Movie Review: "This is 40"
Rating: R (crude humor, sexual content, some drug material, pervasive language)
Length: 133 minutes
Release Date: Dec. 21, 2012
Directed by: Judd Apatow
Stars: 3 out of 5
Some of writer/director Judd Apatow's films are downright raunchy and have some gag-worthy moments. Despite the high amount of crudeness in his films, there was always another, sweeter element to them. In "This is 40," Apatow stays true to form by giving a portrait of a marriage in trouble that, although having plenty of crude moments, shows two people who clearly love each other but who have forgotten exactly what it was that made them get married in the first place.
The marriage in question is that of Pete (Paul Rudd) and Debbie (Leslie Mann), who audiences were first introduced to in the 2007 comedy "Knocked Up." The film picks up a few years after the events of that film, with both Pete and Debbie about to celebrate their fortieth birthdays. Debbie is insecure about her age because Pete doesn't seem attracted to her anymore and needed Viagra to make love to her on her birthday. It doesn't help that Desi (Megan Fox), an employee at Debbie's boutique, is young, taut, and scorching hot. Pete doesn't seem to be bothered by his age as much as his failing record label, which has put the financial security of his family in jeopardy.
They keep these and other secrets from each other, which causes a huge amount of tension in their marriage. They think they are hiding their strained relationship from kids Sadie (Maude Apatow) and Charlotte (Iris Apatow), but the girls know exactly what is happening. They begin to bicker and pick each other apart just as their parents do when they think the girls aren't watching. Pete and Debbie decide to try counseling to save their marriage, and realize that some of their anger towards each other comes from outside sources. For example, Pete's father Larry (Albert Brooks) is constantly borrowing money, which only adds to their financial strain. They try to gain control of their lives and make things better, but all of these pressing problems eventually come to a head. They must decide whether their marriage is worth saving, or if they should go their separate ways instead.

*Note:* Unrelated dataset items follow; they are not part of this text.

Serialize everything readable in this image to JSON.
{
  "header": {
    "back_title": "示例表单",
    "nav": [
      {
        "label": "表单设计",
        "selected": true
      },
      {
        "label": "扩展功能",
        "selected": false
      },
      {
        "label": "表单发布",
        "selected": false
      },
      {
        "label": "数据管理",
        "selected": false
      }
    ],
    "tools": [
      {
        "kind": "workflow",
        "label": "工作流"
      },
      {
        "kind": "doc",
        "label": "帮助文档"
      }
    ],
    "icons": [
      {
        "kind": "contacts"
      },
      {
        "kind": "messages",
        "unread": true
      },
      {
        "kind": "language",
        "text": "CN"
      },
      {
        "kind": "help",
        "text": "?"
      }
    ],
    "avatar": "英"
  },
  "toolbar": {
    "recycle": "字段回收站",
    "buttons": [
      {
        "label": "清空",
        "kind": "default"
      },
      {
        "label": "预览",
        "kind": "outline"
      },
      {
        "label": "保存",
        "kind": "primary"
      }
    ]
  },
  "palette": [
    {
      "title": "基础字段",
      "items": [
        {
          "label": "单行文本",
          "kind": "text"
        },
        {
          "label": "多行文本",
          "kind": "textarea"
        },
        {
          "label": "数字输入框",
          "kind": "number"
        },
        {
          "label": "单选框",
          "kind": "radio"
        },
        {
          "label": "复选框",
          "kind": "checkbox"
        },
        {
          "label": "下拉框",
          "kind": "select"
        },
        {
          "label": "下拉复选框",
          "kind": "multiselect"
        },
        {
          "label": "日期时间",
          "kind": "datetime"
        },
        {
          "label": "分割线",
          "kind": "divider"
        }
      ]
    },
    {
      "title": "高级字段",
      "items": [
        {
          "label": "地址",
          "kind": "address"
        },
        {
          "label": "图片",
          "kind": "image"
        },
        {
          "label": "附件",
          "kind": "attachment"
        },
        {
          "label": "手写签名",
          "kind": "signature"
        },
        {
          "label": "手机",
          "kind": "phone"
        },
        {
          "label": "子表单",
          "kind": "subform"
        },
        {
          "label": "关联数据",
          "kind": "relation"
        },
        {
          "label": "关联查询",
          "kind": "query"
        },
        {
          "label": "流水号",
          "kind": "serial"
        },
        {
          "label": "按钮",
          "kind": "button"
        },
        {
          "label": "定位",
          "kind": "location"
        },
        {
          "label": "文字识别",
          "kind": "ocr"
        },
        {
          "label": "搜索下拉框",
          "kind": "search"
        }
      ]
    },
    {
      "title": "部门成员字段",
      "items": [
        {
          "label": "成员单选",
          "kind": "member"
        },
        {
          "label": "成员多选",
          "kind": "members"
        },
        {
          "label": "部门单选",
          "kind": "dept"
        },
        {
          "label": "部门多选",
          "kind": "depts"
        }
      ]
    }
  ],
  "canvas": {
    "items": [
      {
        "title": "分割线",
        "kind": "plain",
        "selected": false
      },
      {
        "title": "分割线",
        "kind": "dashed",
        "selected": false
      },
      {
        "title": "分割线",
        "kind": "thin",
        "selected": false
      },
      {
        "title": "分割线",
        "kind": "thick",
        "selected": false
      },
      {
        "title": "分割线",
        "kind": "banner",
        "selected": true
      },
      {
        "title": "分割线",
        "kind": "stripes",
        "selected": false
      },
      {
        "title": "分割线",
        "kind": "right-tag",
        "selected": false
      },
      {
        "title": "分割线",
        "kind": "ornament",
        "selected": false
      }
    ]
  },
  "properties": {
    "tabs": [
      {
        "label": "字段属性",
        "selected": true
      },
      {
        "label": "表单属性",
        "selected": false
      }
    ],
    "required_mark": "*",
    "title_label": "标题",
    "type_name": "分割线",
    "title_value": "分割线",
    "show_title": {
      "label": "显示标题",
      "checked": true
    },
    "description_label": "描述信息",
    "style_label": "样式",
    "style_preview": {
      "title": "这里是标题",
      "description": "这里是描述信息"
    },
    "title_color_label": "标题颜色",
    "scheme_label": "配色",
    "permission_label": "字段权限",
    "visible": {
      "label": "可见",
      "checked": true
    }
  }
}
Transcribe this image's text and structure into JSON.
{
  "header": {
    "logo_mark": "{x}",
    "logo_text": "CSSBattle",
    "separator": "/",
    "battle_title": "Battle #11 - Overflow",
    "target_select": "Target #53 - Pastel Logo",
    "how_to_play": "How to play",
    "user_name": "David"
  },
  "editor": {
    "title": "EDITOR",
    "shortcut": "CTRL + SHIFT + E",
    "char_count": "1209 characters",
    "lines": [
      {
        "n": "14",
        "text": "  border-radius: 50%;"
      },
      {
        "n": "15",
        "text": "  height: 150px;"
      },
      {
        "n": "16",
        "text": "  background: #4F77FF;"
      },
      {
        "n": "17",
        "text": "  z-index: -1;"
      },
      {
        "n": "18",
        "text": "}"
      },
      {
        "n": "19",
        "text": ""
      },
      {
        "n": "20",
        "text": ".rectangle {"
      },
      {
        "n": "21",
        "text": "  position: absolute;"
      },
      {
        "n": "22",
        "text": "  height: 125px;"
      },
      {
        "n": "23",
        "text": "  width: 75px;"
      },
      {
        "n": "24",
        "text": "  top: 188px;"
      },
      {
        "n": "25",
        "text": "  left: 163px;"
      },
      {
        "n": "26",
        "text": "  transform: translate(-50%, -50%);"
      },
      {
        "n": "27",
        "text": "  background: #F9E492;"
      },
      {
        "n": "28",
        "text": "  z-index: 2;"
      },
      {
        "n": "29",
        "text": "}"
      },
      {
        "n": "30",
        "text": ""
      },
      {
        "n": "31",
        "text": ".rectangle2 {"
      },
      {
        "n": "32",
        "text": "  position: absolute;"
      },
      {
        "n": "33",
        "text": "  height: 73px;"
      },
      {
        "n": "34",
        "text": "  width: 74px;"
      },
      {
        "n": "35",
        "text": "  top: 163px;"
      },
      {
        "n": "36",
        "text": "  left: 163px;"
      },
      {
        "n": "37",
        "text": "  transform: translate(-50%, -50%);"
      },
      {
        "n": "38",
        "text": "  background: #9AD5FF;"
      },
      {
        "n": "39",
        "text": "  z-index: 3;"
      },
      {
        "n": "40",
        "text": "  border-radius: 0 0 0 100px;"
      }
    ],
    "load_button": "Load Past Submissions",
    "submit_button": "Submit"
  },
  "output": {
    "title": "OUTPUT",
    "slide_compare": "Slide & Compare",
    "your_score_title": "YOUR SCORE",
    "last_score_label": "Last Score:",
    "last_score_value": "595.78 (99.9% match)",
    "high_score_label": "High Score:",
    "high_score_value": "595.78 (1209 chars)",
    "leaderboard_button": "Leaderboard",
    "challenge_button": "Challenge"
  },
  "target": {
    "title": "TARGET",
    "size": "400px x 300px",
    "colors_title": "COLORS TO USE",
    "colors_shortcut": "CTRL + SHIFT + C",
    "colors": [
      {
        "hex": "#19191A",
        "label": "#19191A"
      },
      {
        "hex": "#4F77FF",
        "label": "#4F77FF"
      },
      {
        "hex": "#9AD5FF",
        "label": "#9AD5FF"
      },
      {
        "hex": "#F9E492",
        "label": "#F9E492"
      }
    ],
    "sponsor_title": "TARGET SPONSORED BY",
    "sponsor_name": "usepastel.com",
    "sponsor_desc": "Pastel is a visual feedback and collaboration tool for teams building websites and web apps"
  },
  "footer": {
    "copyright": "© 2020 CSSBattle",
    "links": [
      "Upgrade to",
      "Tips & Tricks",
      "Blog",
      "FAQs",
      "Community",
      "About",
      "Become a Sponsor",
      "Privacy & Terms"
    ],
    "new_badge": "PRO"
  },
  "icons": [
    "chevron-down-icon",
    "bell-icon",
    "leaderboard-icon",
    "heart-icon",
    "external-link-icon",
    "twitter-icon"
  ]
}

Apatow wisely takes Debbie and Pete on a short vacation to celebrate her birthday, which gives viewers the chance to see them outside of their normal life. Here, the pair is shown as a couple in love without a care in the world. Of course, the problems all come tumbling back the moment they are back home, but that little glimpse gives the audience hope that these two crazy kids can make it. That glimpse of happiness in an otherwise stalled marriage is why everyone will want to stay until the very end of the movie, to see if they can rekindle some of that fleeting romance. It is an astute move on Apatow's part as the screenwriter, and as the director, he does a great job of making it look realistic.
The chemistry between Mann and Rudd is superb, and is a large part of why "This is 40" works so well. Sure, they say some downright nasty things to each other sometimes, but they wouldn't gripe and moan if they weren't trying to make the other person better. When it is just Mann and Rudd on the screen, their exchanges can be downright electric at times. That is not an easy thing to accomplish, especially when one of those scenes is in a bathroom, with one of the actors sitting half naked on the toilet. A scene like that could be completely awkward and gross, but the chemistry between the two makes it realistic and funny instead.
All of Apatow's movies have a personal element to them, but "This is 40" is by far the most autobiographical of them. Not only is his real-life wife Mann cast in the role as the wife, but his own daughters are playing Debbie and Pete's two children. Beyond that, it is a very realistic portrait of a marriage between two people nearing middle age who don't know how they got to this exact spot in their lives. By all accounts, the Apatow-Mann marriage is a happy one, but that doesn't mean that it hasn't gone through the usual peaks and valleys. "This is 40" is an unflinching look at a marriage stuck in a deep valley with seemingly little hope of recovering. This could have been dour material to work with, but Apatow manages to imbue the film with warmth, heartache, and enough humor to make it relatable and fun.